Where the data is still thin
I want to be honest about the limits of what we know. Published research on directory-listings-as-tax-evidence is almost nonexistent. Most of the BrightLocal and Digital Web Solutions research focuses on consumer behaviour and SEO outcomes. Academic tax journals have published a handful of articles on OSINT (open-source intelligence) in tax administration, but none I’ve found that isolate directory listings specifically. The practitioner knowledge is real — I can cite dozens of enquiry letters I’ve personally responded to — but it hasn’t been aggregated into the sort of dataset that would let us calculate base rates confidently.
So: act on the direction, not the precision. The direction is clear. The precision will come as more tribunal decisions are published and more tax authorities document their methodologies.
What to do next week
If you take one action from this article, make it the inventory. Not the remediation — the inventory. Until you know what the internet says about your group, you cannot have a conversation with your tax adviser worth having.
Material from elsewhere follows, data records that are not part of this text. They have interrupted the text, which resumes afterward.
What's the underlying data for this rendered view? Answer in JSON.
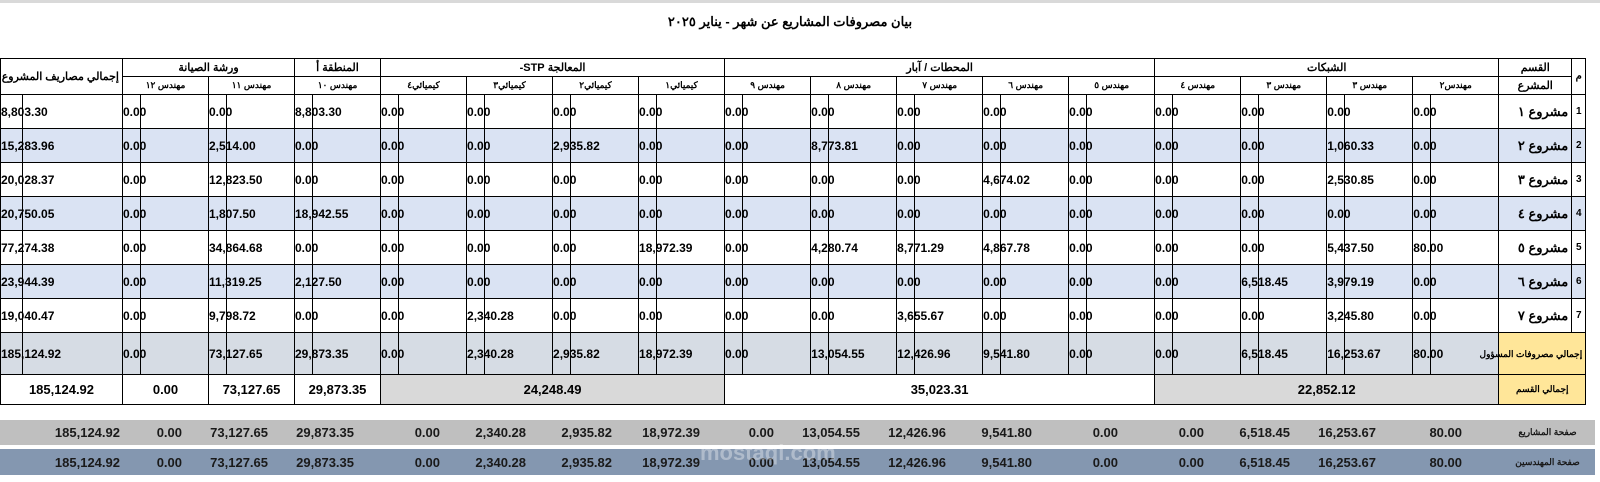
{
  "title": "بيان مصروفات المشاريع عن شهر - يناير ٢٠٢٥",
  "header": {
    "index_label": "م",
    "section_label": "القسم",
    "project_label": "المشرع",
    "groups": [
      {
        "name": "الشبكات",
        "cols": [
          "مهندس٢",
          "مهندس ٣",
          "مهندس ٣",
          "مهندس ٤"
        ]
      },
      {
        "name": "المحطات / آبار",
        "cols": [
          "مهندس ٥",
          "مهندس ٦",
          "مهندس ٧",
          "مهندس ٨",
          "مهندس ٩"
        ]
      },
      {
        "name": "المعالجة STP-",
        "cols": [
          "كيميائي١",
          "كيميائي٢",
          "كيميائي٣",
          "كيميائي٤"
        ]
      },
      {
        "name": "المنطقة أ",
        "cols": [
          "مهندس ١٠"
        ]
      },
      {
        "name": "ورشة الصيانة",
        "cols": [
          "مهندس ١١",
          "مهندس ١٢"
        ]
      }
    ],
    "total_label": "إجمالي مصاريف المشروع"
  },
  "rows": [
    {
      "idx": "1",
      "name": "مشروع ١",
      "values": [
        "0.00",
        "0.00",
        "0.00",
        "0.00",
        "0.00",
        "0.00",
        "0.00",
        "0.00",
        "0.00",
        "0.00",
        "0.00",
        "0.00",
        "0.00",
        "8,803.30",
        "0.00",
        "0.00"
      ],
      "total": "8,803.30"
    },
    {
      "idx": "2",
      "name": "مشروع ٢",
      "values": [
        "0.00",
        "1,060.33",
        "0.00",
        "0.00",
        "0.00",
        "0.00",
        "0.00",
        "8,773.81",
        "0.00",
        "0.00",
        "2,935.82",
        "0.00",
        "0.00",
        "0.00",
        "2,514.00",
        "0.00"
      ],
      "total": "15,283.96"
    },
    {
      "idx": "3",
      "name": "مشروع ٣",
      "values": [
        "0.00",
        "2,530.85",
        "0.00",
        "0.00",
        "0.00",
        "4,674.02",
        "0.00",
        "0.00",
        "0.00",
        "0.00",
        "0.00",
        "0.00",
        "0.00",
        "0.00",
        "12,823.50",
        "0.00"
      ],
      "total": "20,028.37"
    },
    {
      "idx": "4",
      "name": "مشروع ٤",
      "values": [
        "0.00",
        "0.00",
        "0.00",
        "0.00",
        "0.00",
        "0.00",
        "0.00",
        "0.00",
        "0.00",
        "0.00",
        "0.00",
        "0.00",
        "0.00",
        "18,942.55",
        "1,807.50",
        "0.00"
      ],
      "total": "20,750.05"
    },
    {
      "idx": "5",
      "name": "مشروع ٥",
      "values": [
        "80.00",
        "5,437.50",
        "0.00",
        "0.00",
        "0.00",
        "4,867.78",
        "8,771.29",
        "4,280.74",
        "0.00",
        "18,972.39",
        "0.00",
        "0.00",
        "0.00",
        "0.00",
        "34,864.68",
        "0.00"
      ],
      "total": "77,274.38"
    },
    {
      "idx": "6",
      "name": "مشروع ٦",
      "values": [
        "0.00",
        "3,979.19",
        "6,518.45",
        "0.00",
        "0.00",
        "0.00",
        "0.00",
        "0.00",
        "0.00",
        "0.00",
        "0.00",
        "0.00",
        "0.00",
        "2,127.50",
        "11,319.25",
        "0.00"
      ],
      "total": "23,944.39"
    },
    {
      "idx": "7",
      "name": "مشروع ٧",
      "values": [
        "0.00",
        "3,245.80",
        "0.00",
        "0.00",
        "0.00",
        "0.00",
        "3,655.67",
        "0.00",
        "0.00",
        "0.00",
        "0.00",
        "2,340.28",
        "0.00",
        "0.00",
        "9,798.72",
        "0.00"
      ],
      "total": "19,040.47"
    }
  ],
  "responsible_total": {
    "label": "إجمالي مصروفات المسؤول",
    "values": [
      "80.00",
      "16,253.67",
      "6,518.45",
      "0.00",
      "0.00",
      "9,541.80",
      "12,426.96",
      "13,054.55",
      "0.00",
      "18,972.39",
      "2,935.82",
      "2,340.28",
      "0.00",
      "29,873.35",
      "73,127.65",
      "0.00"
    ],
    "total": "185,124.92"
  },
  "section_total": {
    "label": "إجمالي القسم",
    "networks": "22,852.12",
    "stations": "35,023.31",
    "treatment": "24,248.49",
    "area_a": "29,873.35",
    "workshop_11": "73,127.65",
    "workshop_12": "0.00",
    "grand": "185,124.92"
  },
  "bands": [
    {
      "label": "صفحة المشاريع",
      "values": [
        "80.00",
        "16,253.67",
        "6,518.45",
        "0.00",
        "0.00",
        "9,541.80",
        "12,426.96",
        "13,054.55",
        "0.00",
        "18,972.39",
        "2,935.82",
        "2,340.28",
        "0.00",
        "29,873.35",
        "73,127.65",
        "0.00",
        "185,124.92"
      ]
    },
    {
      "label": "صفحة المهندسين",
      "values": [
        "80.00",
        "16,253.67",
        "6,518.45",
        "0.00",
        "0.00",
        "9,541.80",
        "12,426.96",
        "13,054.55",
        "0.00",
        "18,972.39",
        "2,935.82",
        "2,340.28",
        "0.00",
        "29,873.35",
        "73,127.65",
        "0.00",
        "185,124.92"
      ]
    }
  ],
  "watermark": "mostaql.com",
  "colors": {
    "alt_row": "#dae3f3",
    "total_row": "#d6dce4",
    "label_yellow": "#ffe699",
    "band_grey": "#bfbfbf",
    "band_blue": "#8497b0"
  }
}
The audit itself typically takes a competent analyst two to three weeks for a mid-sized group; the remediation planning flows from it naturally.
If you take two actions, add the monitoring pipeline. The listings you fix today will drift tomorrow — through aggregator cascades, new employee LinkedIn profiles, customer-generated content, and well-meaning marketing updates that never cross the finance team’s desk.
The revenue authorities have finished their digital transformation. The question is whether your tax function has finished its audit of what the public internet now says about where your company lives.
Quick tip: Add a single line to your group’s marketing sign-off process — “does this listing, page or profile claim a presence in any jurisdiction not reflected in our current tax filings?” Ninety seconds of review avoids most of the exposures in this article.
The next eighteen months will see at least two OECD jurisdictions publish formal guidance on how tax authorities weigh open-source intelligence. Groups that have already curated their directory footprint will find that guidance reassuring. The rest will spend Q3 2025 reading enquiry letters and wishing they’d started sooner.